そして1980年代、フリードマンを指南者とし、イギリスではマーガレット・サッチャーが、アメリカではロナルド・レーガンが『今でなければ、いつやるのか。われわれでなければ、誰がやるのか』と声明し、インフレーションの抑制と自由経済市場の拡大を断行します。
このインフレーションの抑制や民営化、規制緩和による自由経済市場の拡大によって企業は大成長を遂げることになります。しかし、民営化、また自由競争によって失業者は増大します。

そして、1990年以降、自由民主主義国家の指導者は、経済の膨張と政権の安定を両立するために、金融政策と野放図な財政支出(赤字財政)を続けます。

ケインズにとってハイエクは、ケインズの理論を思想を哲学を、精査し吟味し批判してくれる、大切な試金石であったと思います。
また、ハイエクにとってケインズは、『彼は、たとえ経済学について何も著さなかったとしても、彼を知るすべての人々にとって偉大な人物として記憶されただろう』の言葉が示すように、偉大な人物、けっして越えられなかった人物であったのだと思います。
二人が同じ時代に生きて、論争を闘わしたことによって、経済論は、そして実体経済は飛躍したのだと思います。

政府介入から考えられる結果として、独裁主義や全体主義の台頭を悲観するハイエクに対して、ケインズは最後の手紙で、『介入が独裁につなががるかどうかは、その国が強い公平の意識によって支えられているかどうかによる』と主張しています。
またフリードマンも、「概して腐敗に縁のない公務員」と「法律を遵守する市民」が必要と述べています。
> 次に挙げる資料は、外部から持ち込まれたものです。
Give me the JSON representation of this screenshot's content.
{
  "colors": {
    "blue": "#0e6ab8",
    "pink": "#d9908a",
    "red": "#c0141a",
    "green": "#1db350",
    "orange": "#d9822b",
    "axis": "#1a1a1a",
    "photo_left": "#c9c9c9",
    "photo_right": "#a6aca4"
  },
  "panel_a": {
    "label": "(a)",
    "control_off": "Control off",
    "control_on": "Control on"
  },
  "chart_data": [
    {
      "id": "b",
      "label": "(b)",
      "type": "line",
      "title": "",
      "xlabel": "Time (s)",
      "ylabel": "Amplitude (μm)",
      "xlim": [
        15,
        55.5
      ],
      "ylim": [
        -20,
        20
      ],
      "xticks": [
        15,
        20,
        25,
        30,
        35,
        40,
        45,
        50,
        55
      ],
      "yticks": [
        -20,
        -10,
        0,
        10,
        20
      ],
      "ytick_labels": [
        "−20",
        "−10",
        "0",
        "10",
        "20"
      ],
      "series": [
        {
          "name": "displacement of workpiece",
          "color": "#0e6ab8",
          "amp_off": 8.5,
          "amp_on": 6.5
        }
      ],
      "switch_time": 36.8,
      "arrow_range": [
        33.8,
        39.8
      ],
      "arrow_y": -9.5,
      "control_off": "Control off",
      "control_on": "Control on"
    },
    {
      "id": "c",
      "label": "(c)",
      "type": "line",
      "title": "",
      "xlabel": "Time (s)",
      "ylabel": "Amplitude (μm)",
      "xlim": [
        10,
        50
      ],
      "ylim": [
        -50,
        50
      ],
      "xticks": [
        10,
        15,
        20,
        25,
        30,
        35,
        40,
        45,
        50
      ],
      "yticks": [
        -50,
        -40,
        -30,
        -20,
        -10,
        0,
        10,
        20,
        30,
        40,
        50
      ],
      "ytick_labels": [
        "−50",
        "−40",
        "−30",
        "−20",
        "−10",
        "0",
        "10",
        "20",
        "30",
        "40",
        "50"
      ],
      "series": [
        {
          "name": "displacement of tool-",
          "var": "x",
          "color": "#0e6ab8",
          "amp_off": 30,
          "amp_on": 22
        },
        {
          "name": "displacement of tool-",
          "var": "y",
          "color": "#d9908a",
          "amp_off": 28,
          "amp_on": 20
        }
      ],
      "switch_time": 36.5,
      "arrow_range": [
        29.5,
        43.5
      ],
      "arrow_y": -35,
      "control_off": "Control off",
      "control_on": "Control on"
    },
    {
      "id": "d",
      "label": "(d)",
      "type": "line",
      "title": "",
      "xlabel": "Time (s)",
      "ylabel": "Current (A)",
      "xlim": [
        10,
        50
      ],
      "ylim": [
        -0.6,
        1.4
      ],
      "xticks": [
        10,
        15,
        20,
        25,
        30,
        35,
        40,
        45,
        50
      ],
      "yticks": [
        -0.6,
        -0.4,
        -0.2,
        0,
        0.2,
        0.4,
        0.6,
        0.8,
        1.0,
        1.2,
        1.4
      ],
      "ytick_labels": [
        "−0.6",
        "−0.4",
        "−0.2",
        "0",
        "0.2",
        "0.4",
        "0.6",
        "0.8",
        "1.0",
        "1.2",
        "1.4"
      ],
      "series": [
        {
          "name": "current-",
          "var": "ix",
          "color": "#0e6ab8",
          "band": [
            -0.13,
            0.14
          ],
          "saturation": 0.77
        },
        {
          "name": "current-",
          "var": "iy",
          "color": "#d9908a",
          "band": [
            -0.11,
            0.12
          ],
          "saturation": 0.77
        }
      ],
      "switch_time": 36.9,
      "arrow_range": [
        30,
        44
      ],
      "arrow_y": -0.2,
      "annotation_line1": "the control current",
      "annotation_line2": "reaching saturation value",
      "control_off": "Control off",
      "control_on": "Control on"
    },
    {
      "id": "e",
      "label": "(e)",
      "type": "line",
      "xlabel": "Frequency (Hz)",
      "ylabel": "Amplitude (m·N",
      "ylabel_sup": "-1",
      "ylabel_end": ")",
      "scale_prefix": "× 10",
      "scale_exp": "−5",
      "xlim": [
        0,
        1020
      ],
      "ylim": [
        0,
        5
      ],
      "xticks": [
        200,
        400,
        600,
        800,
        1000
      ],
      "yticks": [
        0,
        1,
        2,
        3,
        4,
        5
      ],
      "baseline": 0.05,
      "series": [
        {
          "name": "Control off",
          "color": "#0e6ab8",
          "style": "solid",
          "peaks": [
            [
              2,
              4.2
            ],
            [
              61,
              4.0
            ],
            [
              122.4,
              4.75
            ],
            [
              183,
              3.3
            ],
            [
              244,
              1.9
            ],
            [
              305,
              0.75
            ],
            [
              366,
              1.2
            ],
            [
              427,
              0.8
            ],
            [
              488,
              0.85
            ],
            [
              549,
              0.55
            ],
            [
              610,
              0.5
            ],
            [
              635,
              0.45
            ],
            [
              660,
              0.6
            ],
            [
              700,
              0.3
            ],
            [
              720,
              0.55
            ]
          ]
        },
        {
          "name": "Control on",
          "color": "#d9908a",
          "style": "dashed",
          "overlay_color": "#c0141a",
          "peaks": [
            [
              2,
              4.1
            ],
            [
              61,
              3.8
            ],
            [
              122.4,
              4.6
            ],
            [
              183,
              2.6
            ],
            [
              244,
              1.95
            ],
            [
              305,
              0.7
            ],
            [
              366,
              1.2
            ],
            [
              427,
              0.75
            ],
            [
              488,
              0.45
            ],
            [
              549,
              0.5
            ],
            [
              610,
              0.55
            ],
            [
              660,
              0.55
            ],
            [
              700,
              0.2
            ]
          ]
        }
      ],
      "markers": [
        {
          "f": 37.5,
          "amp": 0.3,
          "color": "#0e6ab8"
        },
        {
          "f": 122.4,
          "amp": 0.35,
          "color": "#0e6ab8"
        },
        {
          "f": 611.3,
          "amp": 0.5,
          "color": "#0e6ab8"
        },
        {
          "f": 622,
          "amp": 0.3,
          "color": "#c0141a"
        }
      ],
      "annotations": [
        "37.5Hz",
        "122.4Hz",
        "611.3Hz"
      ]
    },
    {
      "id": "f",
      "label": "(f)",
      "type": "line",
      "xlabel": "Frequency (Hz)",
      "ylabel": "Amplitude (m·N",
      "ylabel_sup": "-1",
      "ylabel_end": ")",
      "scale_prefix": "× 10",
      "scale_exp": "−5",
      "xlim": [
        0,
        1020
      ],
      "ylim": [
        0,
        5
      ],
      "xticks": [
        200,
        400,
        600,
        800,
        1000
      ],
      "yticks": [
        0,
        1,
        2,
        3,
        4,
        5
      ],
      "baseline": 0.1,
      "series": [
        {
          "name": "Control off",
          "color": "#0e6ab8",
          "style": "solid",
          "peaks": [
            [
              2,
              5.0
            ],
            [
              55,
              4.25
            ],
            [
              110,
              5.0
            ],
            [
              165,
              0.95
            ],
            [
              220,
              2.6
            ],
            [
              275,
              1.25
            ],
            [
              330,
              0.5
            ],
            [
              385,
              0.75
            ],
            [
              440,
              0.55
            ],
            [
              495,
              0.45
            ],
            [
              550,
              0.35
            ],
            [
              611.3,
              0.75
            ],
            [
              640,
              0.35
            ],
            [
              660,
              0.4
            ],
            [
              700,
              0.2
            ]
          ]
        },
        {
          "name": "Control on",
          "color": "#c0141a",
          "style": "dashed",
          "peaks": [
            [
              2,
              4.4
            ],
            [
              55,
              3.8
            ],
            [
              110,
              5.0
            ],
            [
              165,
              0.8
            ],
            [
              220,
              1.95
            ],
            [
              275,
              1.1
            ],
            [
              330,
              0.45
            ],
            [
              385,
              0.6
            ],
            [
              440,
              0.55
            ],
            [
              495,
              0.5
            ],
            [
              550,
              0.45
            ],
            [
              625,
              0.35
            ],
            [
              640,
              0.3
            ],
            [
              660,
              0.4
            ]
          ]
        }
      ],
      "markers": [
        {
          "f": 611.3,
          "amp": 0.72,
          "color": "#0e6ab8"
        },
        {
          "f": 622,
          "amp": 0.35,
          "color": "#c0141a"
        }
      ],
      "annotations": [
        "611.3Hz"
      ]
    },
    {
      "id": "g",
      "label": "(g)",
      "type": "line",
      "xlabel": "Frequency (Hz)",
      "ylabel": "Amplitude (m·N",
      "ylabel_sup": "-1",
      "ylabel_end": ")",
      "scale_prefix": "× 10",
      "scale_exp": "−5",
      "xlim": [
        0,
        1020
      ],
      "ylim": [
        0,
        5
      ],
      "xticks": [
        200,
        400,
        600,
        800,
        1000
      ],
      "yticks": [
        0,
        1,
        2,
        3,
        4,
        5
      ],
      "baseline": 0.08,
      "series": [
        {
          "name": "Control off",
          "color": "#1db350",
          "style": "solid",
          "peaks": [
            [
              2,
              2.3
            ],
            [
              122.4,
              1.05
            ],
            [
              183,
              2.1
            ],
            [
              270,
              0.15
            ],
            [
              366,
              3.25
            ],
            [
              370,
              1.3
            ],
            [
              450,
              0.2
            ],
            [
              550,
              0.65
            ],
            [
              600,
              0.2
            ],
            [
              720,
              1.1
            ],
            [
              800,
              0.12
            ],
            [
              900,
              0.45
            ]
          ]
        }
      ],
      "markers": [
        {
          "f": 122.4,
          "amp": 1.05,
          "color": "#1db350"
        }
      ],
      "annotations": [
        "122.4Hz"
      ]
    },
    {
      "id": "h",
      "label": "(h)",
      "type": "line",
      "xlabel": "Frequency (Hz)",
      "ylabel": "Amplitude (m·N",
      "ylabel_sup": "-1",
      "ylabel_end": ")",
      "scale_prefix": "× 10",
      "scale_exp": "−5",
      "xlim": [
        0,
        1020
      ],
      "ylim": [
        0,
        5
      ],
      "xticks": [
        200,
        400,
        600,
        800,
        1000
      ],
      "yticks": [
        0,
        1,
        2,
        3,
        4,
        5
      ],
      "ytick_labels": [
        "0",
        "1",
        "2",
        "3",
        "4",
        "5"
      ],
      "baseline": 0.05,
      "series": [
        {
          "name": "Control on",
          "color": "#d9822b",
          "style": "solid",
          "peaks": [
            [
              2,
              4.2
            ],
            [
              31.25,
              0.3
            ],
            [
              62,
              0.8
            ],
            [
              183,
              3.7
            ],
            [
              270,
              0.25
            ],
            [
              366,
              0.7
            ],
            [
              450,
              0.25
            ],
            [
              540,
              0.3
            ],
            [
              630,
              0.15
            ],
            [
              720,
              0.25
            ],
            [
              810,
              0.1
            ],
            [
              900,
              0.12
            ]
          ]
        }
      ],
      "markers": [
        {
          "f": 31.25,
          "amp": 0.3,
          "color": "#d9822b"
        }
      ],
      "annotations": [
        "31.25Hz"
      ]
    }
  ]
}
昨年12月に政権を奪回した自民党、そして総理大臣に返り咲いた安倍晋三は、ひ弱さを払拭し、強いリーダーシップでさまざまな国難に立ち向かおうとしています。その姿勢はとても評価できます。
しかし、アベノミクスと呼ばれる、大胆な金融政策、機動的な財政出動、民間の投資を引き出す成長戦略の三本の矢の経済政策は、まるでレーガノミックスの焼き直しです。
大切なことは、痛みがそして恩恵が、すべての国民に平等に行き渡ることだと思います。そして道徳に沿って政治が、また経営がなされることだと思います。
それを実践することが、ケインズがハイエクが望んだ世界なのだと思います。